Bases Orthogonales
Définition : Base Orthogonale

Soit $E$ un K-espace vectoriel de dimension finie $n$ et $f$ une forme bilinéaire symétrique sur $E$. Une base $(e_1, e_2, \dots, e_n)$ de $E$ est dite orthogonale pour la forme $f$ si ses vecteurs sont deux à deux orthogonaux : $$ \forall i \neq j, \quad f(e_i, e_j) = 0 $$

Remarque

L’intérêt majeur d’une base orthogonale est la simplification de l’expression de la forme bilinéaire. Si $\beta = (e_1, \dots, e_n)$ est une base orthogonale, la matrice de $f$ dans cette base est une matrice diagonale.
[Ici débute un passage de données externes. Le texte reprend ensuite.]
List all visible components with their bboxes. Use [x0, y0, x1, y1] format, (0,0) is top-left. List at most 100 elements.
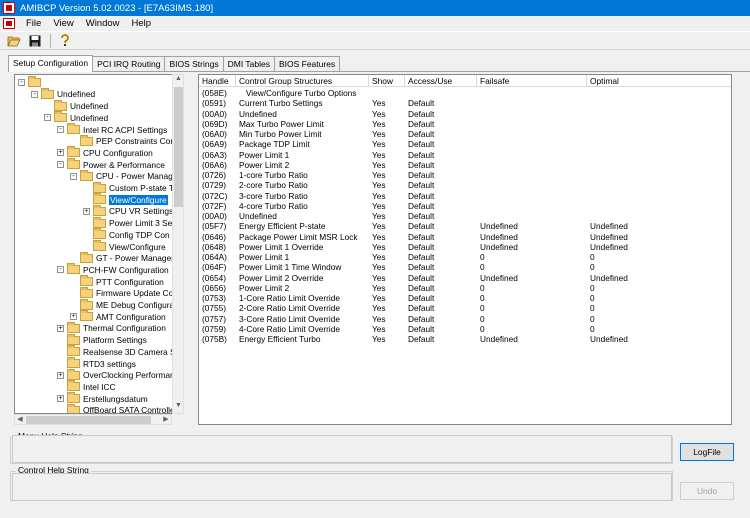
cell-failsafe[interactable]: 0: [477, 293, 587, 303]
expand-icon[interactable]: +: [83, 207, 90, 215]
tree-item[interactable]: Config TDP Con: [93, 228, 170, 241]
cell-handle[interactable]: (069D): [199, 119, 236, 129]
cell-control-group[interactable]: Current Turbo Settings: [236, 98, 369, 108]
cell-failsafe[interactable]: [477, 180, 587, 190]
tree-item[interactable]: ME Debug Configurat: [80, 298, 177, 311]
cell-show[interactable]: Yes: [369, 119, 405, 129]
cell-handle[interactable]: (06A3): [199, 150, 236, 160]
cell-control-group[interactable]: Package TDP Limit: [236, 139, 369, 149]
table-row[interactable]: (069D) Max Turbo Power Limit Yes Default: [199, 119, 731, 129]
menu-view[interactable]: View: [47, 18, 79, 29]
cell-failsafe[interactable]: [477, 201, 587, 211]
cell-show[interactable]: Yes: [369, 273, 405, 283]
cell-optimal[interactable]: 0: [587, 262, 731, 272]
tree-item[interactable]: GT - Power Managen: [80, 251, 176, 265]
cell-access-use[interactable]: Default: [405, 201, 477, 211]
table-row[interactable]: (0726) 1-core Turbo Ratio Yes Default: [199, 170, 731, 180]
tree-item[interactable]: + CPU Configuration: [57, 146, 153, 159]
table-row[interactable]: (0757) 3-Core Ratio Limit Override Yes Defa…: [199, 314, 731, 324]
cell-optimal[interactable]: 0: [587, 303, 731, 313]
system-menu-icon[interactable]: [3, 18, 15, 29]
cell-handle[interactable]: (0648): [199, 242, 236, 252]
cell-control-group[interactable]: 1-core Turbo Ratio: [236, 170, 369, 180]
tree-item[interactable]: Realsense 3D Camera Se: [67, 345, 180, 358]
cell-optimal[interactable]: [587, 98, 731, 108]
table-row[interactable]: (06A3) Power Limit 1 Yes Default: [199, 150, 731, 160]
table-row[interactable]: (06A9) Package TDP Limit Yes Default: [199, 139, 731, 149]
cell-optimal[interactable]: [587, 109, 731, 119]
cell-optimal[interactable]: [587, 191, 731, 201]
cell-optimal[interactable]: [587, 160, 731, 170]
tree-item[interactable]: Custom P-state T: [93, 181, 174, 194]
collapse-icon[interactable]: -: [57, 266, 64, 274]
cell-handle[interactable]: (0656): [199, 283, 236, 293]
cell-control-group[interactable]: Power Limit 1: [236, 150, 369, 160]
cell-access-use[interactable]: Default: [405, 334, 477, 344]
cell-control-group[interactable]: Power Limit 1 Override: [236, 242, 369, 252]
cell-optimal[interactable]: [587, 170, 731, 180]
col-optimal[interactable]: Optimal: [587, 75, 731, 87]
cell-show[interactable]: Yes: [369, 232, 405, 242]
cell-show[interactable]: Yes: [369, 129, 405, 139]
table-row[interactable]: (00A0) Undefined Yes Default: [199, 109, 731, 119]
collapse-icon[interactable]: -: [44, 114, 51, 122]
cell-show[interactable]: Yes: [369, 242, 405, 252]
cell-control-group[interactable]: View/Configure Turbo Options: [236, 88, 369, 98]
cell-handle[interactable]: (00A0): [199, 109, 236, 119]
cell-optimal[interactable]: [587, 211, 731, 221]
tree-item[interactable]: - Intel RC ACPI Settings: [57, 123, 167, 136]
cell-show[interactable]: [369, 88, 405, 98]
cell-handle[interactable]: (0646): [199, 232, 236, 242]
cell-handle[interactable]: (072F): [199, 201, 236, 211]
tree-item[interactable]: View/Configure: [93, 193, 168, 206]
tree-item[interactable]: + Thermal Configuration: [57, 321, 166, 335]
control-grid[interactable]: Handle Control Group Structures Show Acc…: [198, 74, 732, 425]
cell-show[interactable]: Yes: [369, 150, 405, 160]
cell-access-use[interactable]: Default: [405, 180, 477, 190]
tab-bios-features[interactable]: BIOS Features: [273, 56, 341, 72]
expand-icon[interactable]: +: [57, 324, 64, 332]
tree-item[interactable]: + OverClocking Performanc: [57, 368, 179, 382]
cell-failsafe[interactable]: [477, 129, 587, 139]
cell-handle[interactable]: (0753): [199, 293, 236, 303]
col-control-group[interactable]: Control Group Structures: [236, 75, 369, 87]
cell-show[interactable]: Yes: [369, 180, 405, 190]
cell-failsafe[interactable]: 0: [477, 303, 587, 313]
cell-handle[interactable]: (06A6): [199, 160, 236, 170]
tab-dmi-tables[interactable]: DMI Tables: [222, 56, 275, 72]
cell-access-use[interactable]: Default: [405, 273, 477, 283]
cell-failsafe[interactable]: [477, 170, 587, 180]
cell-optimal[interactable]: Undefined: [587, 242, 731, 252]
setup-tree[interactable]: - - Undefined Undefined - Undefined - Intel RC …: [14, 74, 184, 414]
cell-failsafe[interactable]: Undefined: [477, 221, 587, 231]
cell-show[interactable]: Yes: [369, 324, 405, 334]
col-show[interactable]: Show: [369, 75, 405, 87]
tree-item[interactable]: PTT Configuration: [80, 275, 164, 288]
tree-item[interactable]: Undefined: [54, 99, 108, 112]
cell-show[interactable]: Yes: [369, 303, 405, 313]
tree-item[interactable]: - Undefined: [44, 111, 108, 124]
cell-optimal[interactable]: Undefined: [587, 334, 731, 344]
cell-access-use[interactable]: Default: [405, 211, 477, 221]
cell-show[interactable]: Yes: [369, 191, 405, 201]
cell-access-use[interactable]: Default: [405, 98, 477, 108]
table-row[interactable]: (0729) 2-core Turbo Ratio Yes Default: [199, 180, 731, 190]
cell-optimal[interactable]: 0: [587, 324, 731, 334]
col-access-use[interactable]: Access/Use: [405, 75, 477, 87]
cell-optimal[interactable]: [587, 180, 731, 190]
cell-failsafe[interactable]: [477, 139, 587, 149]
cell-failsafe[interactable]: [477, 119, 587, 129]
cell-handle[interactable]: (075B): [199, 334, 236, 344]
cell-access-use[interactable]: Default: [405, 129, 477, 139]
cell-optimal[interactable]: 0: [587, 293, 731, 303]
table-row[interactable]: (05F7) Energy Efficient P-state Yes Default…: [199, 221, 731, 231]
tree-item[interactable]: OffBoard SATA Controller: [67, 403, 178, 413]
cell-optimal[interactable]: 0: [587, 252, 731, 262]
cell-access-use[interactable]: Default: [405, 242, 477, 252]
cell-failsafe[interactable]: [477, 98, 587, 108]
save-icon[interactable]: [27, 33, 43, 48]
tree-item[interactable]: PEP Constraints Conf: [80, 134, 177, 148]
table-row[interactable]: (0755) 2-Core Ratio Limit Override Yes Defa…: [199, 303, 731, 313]
table-row[interactable]: (00A0) Undefined Yes Default: [199, 211, 731, 221]
cell-access-use[interactable]: Default: [405, 191, 477, 201]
Pour deux vecteurs $x = \sum x_i e_i$ et $y = \sum y_i e_i$, l’expression de $f(x,y)$ devient une simple somme : $$ f(x,y) = \sum_{i=1}^n f(e_i, e_i) x_i y_i $$ En particulier, l’expression de la forme quadratique associée $q(x) = f(x,x)$ est une somme de carrés pondérée : $$ q(x) = \sum_{i=1}^n f(e_i, e_i) x_i^2 $$

Lemme Clé

Soit $f$ une forme bilinéaire symétrique sur un K-espace vectoriel $E$ (où la caractéristique de $K$ est différente de 2). La forme $f$ est identiquement nulle si et seulement si sa forme quadratique associée est nulle. $$ f = 0 \iff \forall x \in E, f(x,x) = 0 $$

Démonstration du Lemme

Le sens direct est évident. Pour la réciproque, supposons que $f(x,x)=0$ pour tout $x \in E$. En utilisant l’identité de polarisation (ou l’identité $f(x+y,x+y) = f(x,x) + 2f(x,y) + f(y,y)$), on a : $$ f(x+y, x+y) = 0 $$ $$ f(x,x) + 2f(x,y) + f(y,y) = 0 $$ $$ 0 + 2f(x,y) + 0 = 0 $$ Comme la caractéristique de $K$ est différente de 2, on peut diviser par 2 pour obtenir $f(x,y)=0$. Ceci étant vrai pour tous $x,y$, la forme $f$ est identiquement nulle.

Théorème : Existence d’une Base Orthogonale

Toute forme bilinéaire symétrique sur un K-espace vectoriel de dimension finie possède au moins une base orthogonale.

Démonstration du Théorème

On procède par récurrence sur la dimension $n$ de l’espace $E$.

Initialisation (n=1) : Si $\dim(E)=1$, toute base constituée d’un unique vecteur non nul est trivialement orthogonale.

Hérédité : Supposons que la propriété est vraie pour tout espace de dimension $n-1$. Soit $E$ un espace de dimension $n$ et $f$ une forme bilinéaire symétrique sur $E$.

  • Si $f$ est la forme nulle, toute base de $E$ est orthogonale.
  • Si $f$ n’est pas la forme nulle, d’après le lemme précédent, il existe au moins un vecteur $e_1 \in E$ tel que $f(e_1, e_1) \neq 0$. Ce vecteur $e_1$ est donc non isotrope.

Considérons le sous-espace $F = Vect(e_1)$. Comme $e_1$ est non isotrope, $F$ est non isotrope. D’après un théorème précédent, on a la décomposition en somme directe : $E = F \oplus F^\perp$.

Le sous-espace $F^\perp$ est de dimension $n-1$. La restriction de $f$ à $F^\perp$ est une forme bilinéaire symétrique. Par hypothèse de récurrence, il existe une base orthogonale $(e_2, \dots, e_n)$ de $F^\perp$.

La famille $\beta = (e_1, e_2, \dots, e_n)$ est une base de $E$ car c’est la réunion d’une base de $F$ et d’une base de son supplémentaire $F^\perp$. De plus, cette base est orthogonale :

  • Pour $i,j \in \{2, \dots, n\}$ avec $i \neq j$, on a $f(e_i, e_j)=0$ car la base de $F^\perp$ est orthogonale.
  • Pour $j \in \{2, \dots, n\}$, on a $f(e_1, e_j)=0$ par définition de $F^\perp$ (puisque $e_j \in F^\perp$).

La base $\beta$ est donc une base orthogonale de $E$.